Add fuzz_chunked_reader target for chunk-boundary parser bugs by dobermai · Pull Request #959 · tafia/quick-xml

dobermai · 2026-05-06T20:34:11Z

Follow-up to #958 / #957, and a response to your request in #958 (comment) about improving the fuzzing setup.

Why

fuzz_target_1 drives Reader::from_reader via Cursor::new(data). <Cursor as BufRead>::fill_buf always returns the entire remaining input in a single window, so the harness never exercises parser states that span fill_buf calls.

That gap is exactly what hid #950 and #957. Both regression tests in tests/issues.rs reproduce by wrapping the input in BufReader::with_capacity(N, ..) for a small N — the parser has to resume across chunk boundaries, and state that's only valid within a single fill_buf window can grow past its bounds. Neither bug is reachable from a Cursor-backed harness, regardless of fuzz budget.

What

Adds fuzz_chunked_reader. The first input byte is the BufReader capacity (clamped to 1..=255); the rest is fed as XML. Same input shape as fuzz_target_1, so corpora can be shared between the two.

The 1..=255 range is deliberate — capacities >= data.len() degenerate to the Cursor case already covered by fuzz_target_1, so this is the most efficient use of the fuzz budget for the chunk-boundary regime.

Verification

I reverted 9fd1d58 (the #957 fix) on a local branch, seeded fuzz/corpus/fuzz_chunked_reader/ with tests/issues.rs::issue957's input prefixed with 0x04 (the capacity byte), and ran cargo fuzz run fuzz_chunked_reader corpus/fuzz_chunked_reader. libFuzzer reproduced the slice_index_fail in DtdParser::feed on the seed within one run — same panic site as the original bug.

With the fix back in place, 5000 runs over the seeded corpus are clean.

Notes

No corpus is committed — fuzz/.gitignore already excludes corpus/.
No new dependencies; reuses existing arbitrary / libfuzzer-sys.
fuzz/README.md updated to describe the three targets and how they differ.
Doesn't touch fuzz_target_1 or structured_roundtrip — keeping each target single-purpose.
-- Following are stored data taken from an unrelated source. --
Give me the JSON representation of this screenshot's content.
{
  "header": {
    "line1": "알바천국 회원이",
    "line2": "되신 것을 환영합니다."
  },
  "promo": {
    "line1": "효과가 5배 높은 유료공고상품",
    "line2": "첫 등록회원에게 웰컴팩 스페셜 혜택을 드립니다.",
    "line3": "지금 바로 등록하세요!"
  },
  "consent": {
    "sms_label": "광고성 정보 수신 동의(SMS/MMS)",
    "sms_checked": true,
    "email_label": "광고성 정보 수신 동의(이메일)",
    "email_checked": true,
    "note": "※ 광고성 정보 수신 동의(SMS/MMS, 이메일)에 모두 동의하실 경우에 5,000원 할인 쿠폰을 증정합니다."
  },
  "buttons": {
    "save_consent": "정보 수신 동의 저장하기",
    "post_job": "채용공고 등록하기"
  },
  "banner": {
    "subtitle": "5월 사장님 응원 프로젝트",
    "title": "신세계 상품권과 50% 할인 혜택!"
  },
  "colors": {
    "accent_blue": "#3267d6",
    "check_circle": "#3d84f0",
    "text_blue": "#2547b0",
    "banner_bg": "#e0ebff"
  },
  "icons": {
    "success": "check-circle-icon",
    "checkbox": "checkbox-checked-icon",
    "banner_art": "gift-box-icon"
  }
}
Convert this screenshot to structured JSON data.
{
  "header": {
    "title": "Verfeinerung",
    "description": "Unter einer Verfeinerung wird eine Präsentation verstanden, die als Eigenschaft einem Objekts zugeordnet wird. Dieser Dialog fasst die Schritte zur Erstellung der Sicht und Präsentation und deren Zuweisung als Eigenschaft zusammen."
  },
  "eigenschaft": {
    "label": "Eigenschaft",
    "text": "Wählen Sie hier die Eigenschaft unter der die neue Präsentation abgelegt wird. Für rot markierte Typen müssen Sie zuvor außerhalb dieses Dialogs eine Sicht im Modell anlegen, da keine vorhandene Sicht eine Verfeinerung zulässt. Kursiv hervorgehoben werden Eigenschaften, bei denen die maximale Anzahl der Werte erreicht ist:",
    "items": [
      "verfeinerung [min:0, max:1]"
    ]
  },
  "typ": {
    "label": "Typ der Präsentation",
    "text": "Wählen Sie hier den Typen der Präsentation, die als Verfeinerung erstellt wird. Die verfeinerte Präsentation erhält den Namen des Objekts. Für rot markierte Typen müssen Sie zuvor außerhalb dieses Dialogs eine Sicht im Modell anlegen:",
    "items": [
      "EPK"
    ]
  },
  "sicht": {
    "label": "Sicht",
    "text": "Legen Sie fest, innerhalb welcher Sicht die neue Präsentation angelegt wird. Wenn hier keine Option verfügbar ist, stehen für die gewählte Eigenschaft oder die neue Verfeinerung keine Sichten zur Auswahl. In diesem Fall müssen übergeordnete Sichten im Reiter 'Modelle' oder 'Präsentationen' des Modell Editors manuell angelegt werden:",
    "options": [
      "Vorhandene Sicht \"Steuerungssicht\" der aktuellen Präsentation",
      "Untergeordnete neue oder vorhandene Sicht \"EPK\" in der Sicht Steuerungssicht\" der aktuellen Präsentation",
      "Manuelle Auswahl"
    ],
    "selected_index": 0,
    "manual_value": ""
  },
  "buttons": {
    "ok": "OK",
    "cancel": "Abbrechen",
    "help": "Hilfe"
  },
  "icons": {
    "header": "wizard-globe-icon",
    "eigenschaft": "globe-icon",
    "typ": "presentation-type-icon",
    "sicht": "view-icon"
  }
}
The existing fuzz_target_1 harness drives `Reader::from_reader` over `Cursor<&[u8]>`, whose `BufRead::fill_buf` always returns the entire remaining input in a single window. A class of parser bugs only manifests when the underlying reader hands back a partial window and the parser has to resume on the next `fill_buf` call. Issues tafia#950 and tafia#957 are both in that class — both regression tests reproduce by wrapping the input in `BufReader::with_capacity(N, ..)` for small N. Add a third target, `fuzz_chunked_reader`, that uses the first input byte as a `BufReader` capacity in 1..=255 and feeds the rest as XML. Capacities >= input length degenerate to the existing Cursor case, so the small range is the right place to spend fuzz budget. Verified the harness catches tafia#957 by reverting commit 9fd1d58 locally, seeding the corpus with the malformed DTD from `tests/issues.rs::issue957` prefixed with capacity byte 0x04, and observing libFuzzer reproduce the `slice_index_fail` panic in `DtdParser::feed` on the seed within one run. With the fix in place, 5000 runs over the seeded corpus stay clean.
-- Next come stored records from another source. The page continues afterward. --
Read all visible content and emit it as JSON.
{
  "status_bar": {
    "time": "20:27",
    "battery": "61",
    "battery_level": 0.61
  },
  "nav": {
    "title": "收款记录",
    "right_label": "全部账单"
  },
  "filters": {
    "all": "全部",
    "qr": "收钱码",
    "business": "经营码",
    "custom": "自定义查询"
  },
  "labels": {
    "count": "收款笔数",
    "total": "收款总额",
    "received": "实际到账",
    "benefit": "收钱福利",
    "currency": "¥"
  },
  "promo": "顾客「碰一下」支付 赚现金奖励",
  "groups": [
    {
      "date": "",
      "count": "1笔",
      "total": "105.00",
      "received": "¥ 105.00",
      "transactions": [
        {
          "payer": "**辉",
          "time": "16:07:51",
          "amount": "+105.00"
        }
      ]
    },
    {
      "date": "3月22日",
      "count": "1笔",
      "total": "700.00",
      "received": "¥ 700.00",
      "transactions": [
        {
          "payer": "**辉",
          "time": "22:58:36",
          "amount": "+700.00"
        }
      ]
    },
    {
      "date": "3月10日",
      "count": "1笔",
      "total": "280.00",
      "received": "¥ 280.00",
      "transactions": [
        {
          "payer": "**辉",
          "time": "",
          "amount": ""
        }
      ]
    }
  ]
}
dobermai · 2026-05-06T20:38:53Z

Unfortunately (or fortunately?) the new fuzz runs seems to have surfaced another issue. I'll give it a shot to fix. Opened #960 to track

codecov-commenter · 2026-05-06T20:46:32Z

⚠️ Please install the to ensure uploads and comments are reliably processed by Codecov.

Codecov Report

✅ All modified and coverable lines are covered by tests.
✅ Project coverage is 56.48%. Comparing base (a759d65) to head (697a03e).
⚠️ Report is 27 commits behind head on master.
❗ Your organization needs to install the Codecov GitHub app to enable full functionality.
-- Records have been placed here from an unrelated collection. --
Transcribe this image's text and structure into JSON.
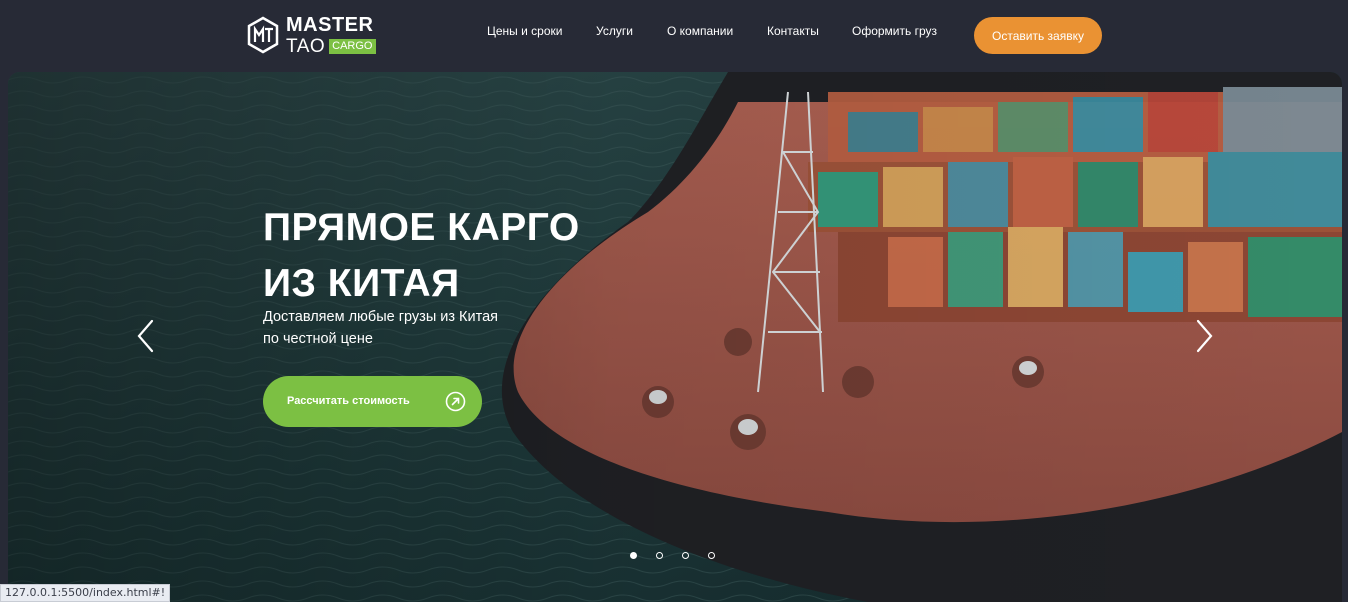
{
  "brand": {
    "line1": "MASTER",
    "line2": "TAO",
    "badge": "CARGO",
    "accent": "#7cc043"
  },
  "nav": {
    "items": [
      {
        "label": "Цены и сроки"
      },
      {
        "label": "Услуги"
      },
      {
        "label": "О компании"
      },
      {
        "label": "Контакты"
      },
      {
        "label": "Оформить груз"
      }
    ],
    "cta_label": "Оставить заявку",
    "cta_color": "#ea9233"
  },
  "hero": {
    "title_line1": "ПРЯМОЕ КАРГО",
    "title_line2": "ИЗ КИТАЯ",
    "subtitle_line1": "Доставляем любые грузы из Китая",
    "subtitle_line2": "по честной цене",
    "button_label": "Рассчитать стоимость",
    "button_icon": "arrow-up-right-icon",
    "prev_icon": "chevron-left-icon",
    "next_icon": "chevron-right-icon",
    "background_image": "container-ship-aerial-photo",
    "slides_total": 4,
    "active_slide": 1
  },
  "status_bar": {
    "url": "127.0.0.1:5500/index.html#!"
  }
}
Additional details and impacted files

@@            Coverage Diff             @@
##           master     #959      +/-   ##
==========================================
+ Coverage   55.08%   56.48%   +1.39%     
==========================================
  Files          44       44              
  Lines       16911    17653     +742     
==========================================
+ Hits         9316     9971     +655     
- Misses       7595     7682      +87

Flag	Coverage Δ
unittests	`56.48% <ø> (+1.39%)`	⬆️

Flags with carried forward coverage won't be shown. Click here to find out more.

☔ View full report in Codecov by Sentry.
📢 Have feedback on the report? Share it here.

🚀 New features to boost your workflow:

❄️ Test Analytics: Detect flaky tests, report on failures, and find test suite problems.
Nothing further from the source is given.